我使用twill在受登录表单保护的网站上导航。

from twill.commands import *

go('http://www.example.com/login/index.php') 
fv("login_form", "identifiant", "login")
fv("login_form", "password", "pass")
formaction("login_form", "http://www.example.com/login/control.php")
submit()
go('http://www.example.com/accueil/index.php')

在最后一页上,我想下载一个可通过div访问的Excel文件,其中包含以下属性:

onclick="OpenWindowFull('../util/exports/control.php?action=export','export',200,100);"

使用twill我可以访问PHP脚本的URL并显示文件的内容。

go('http://www.example.com/util/exports/control.php?action=export')
show()

然而,返回对应于原始内容的字符串:因此不可用。
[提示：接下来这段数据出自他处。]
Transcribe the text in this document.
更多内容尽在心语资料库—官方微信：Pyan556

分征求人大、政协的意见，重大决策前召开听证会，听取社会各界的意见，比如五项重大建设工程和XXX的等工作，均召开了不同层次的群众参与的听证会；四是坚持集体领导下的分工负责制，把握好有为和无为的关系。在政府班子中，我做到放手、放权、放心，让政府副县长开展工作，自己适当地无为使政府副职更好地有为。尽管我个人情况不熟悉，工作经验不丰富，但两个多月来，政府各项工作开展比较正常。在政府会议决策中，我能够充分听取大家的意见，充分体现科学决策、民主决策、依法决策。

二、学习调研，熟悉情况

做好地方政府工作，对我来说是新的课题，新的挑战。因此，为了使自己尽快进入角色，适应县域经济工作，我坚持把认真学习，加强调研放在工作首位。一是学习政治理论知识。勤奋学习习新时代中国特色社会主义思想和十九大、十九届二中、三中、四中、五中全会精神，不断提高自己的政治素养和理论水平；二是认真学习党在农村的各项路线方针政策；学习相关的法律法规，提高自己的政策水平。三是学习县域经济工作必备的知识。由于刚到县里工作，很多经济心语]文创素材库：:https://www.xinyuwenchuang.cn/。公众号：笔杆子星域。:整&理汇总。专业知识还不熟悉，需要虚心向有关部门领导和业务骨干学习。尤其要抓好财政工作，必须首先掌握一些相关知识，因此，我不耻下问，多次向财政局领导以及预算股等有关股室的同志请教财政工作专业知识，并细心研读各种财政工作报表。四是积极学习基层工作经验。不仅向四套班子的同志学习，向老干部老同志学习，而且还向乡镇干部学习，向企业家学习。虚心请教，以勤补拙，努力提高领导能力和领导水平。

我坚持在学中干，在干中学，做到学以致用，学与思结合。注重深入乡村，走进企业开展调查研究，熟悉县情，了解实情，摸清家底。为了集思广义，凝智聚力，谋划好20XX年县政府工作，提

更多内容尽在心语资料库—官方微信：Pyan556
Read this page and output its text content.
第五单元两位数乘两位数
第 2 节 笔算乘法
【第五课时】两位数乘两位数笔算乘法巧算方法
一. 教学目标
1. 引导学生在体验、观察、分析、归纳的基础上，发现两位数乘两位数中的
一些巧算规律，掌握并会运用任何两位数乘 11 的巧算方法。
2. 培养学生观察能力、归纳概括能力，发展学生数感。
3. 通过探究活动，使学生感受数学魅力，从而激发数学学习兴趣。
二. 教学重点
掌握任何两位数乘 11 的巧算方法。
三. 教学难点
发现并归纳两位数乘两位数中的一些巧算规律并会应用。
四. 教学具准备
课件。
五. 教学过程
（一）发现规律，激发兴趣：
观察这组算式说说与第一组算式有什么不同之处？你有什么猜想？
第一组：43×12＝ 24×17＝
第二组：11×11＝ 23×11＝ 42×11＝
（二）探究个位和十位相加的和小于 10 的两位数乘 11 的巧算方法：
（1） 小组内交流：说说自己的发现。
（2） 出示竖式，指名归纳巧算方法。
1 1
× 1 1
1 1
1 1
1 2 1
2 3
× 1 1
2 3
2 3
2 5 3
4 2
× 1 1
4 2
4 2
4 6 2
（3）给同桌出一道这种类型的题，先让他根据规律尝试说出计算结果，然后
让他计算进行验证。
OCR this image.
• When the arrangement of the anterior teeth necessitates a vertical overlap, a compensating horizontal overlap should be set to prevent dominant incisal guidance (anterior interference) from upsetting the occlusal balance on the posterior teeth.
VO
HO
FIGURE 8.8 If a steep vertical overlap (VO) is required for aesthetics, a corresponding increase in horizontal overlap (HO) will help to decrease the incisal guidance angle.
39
有没有办法以类似urllib.urlretrieve()的方式直接检索Excel文件?

2 个答案:

答案 0 :(得分:1)

我设法将cookie从twill发送到requests

Nota:由于登录时错综复杂的控制(无法确定正确的标题或其他选项),我无法使用requests

import requests
from twill.commands import *

# showing login form with twill
go('http://www.example.com/login/index.php') 
showforms()

# posting login form with twill
fv("login_form", "identifiant", "login")
fv("login_form", "password", "pass")
formaction("login_form", "http://www.example.com/login/control.php")
submit()

# getting binary content with requests using twill cookie jar
cookies = requests.utils.dict_from_cookiejar(get_browser()._session.cookies)
url = 'http://www.example.com/util/exports/control.php?action=export'

with open('out.xls', 'wb') as handle:
    response = requests.get(url, stream=True, cookies=cookies)

    if not response.ok:
        raise Exception('Could not get file from ' + url)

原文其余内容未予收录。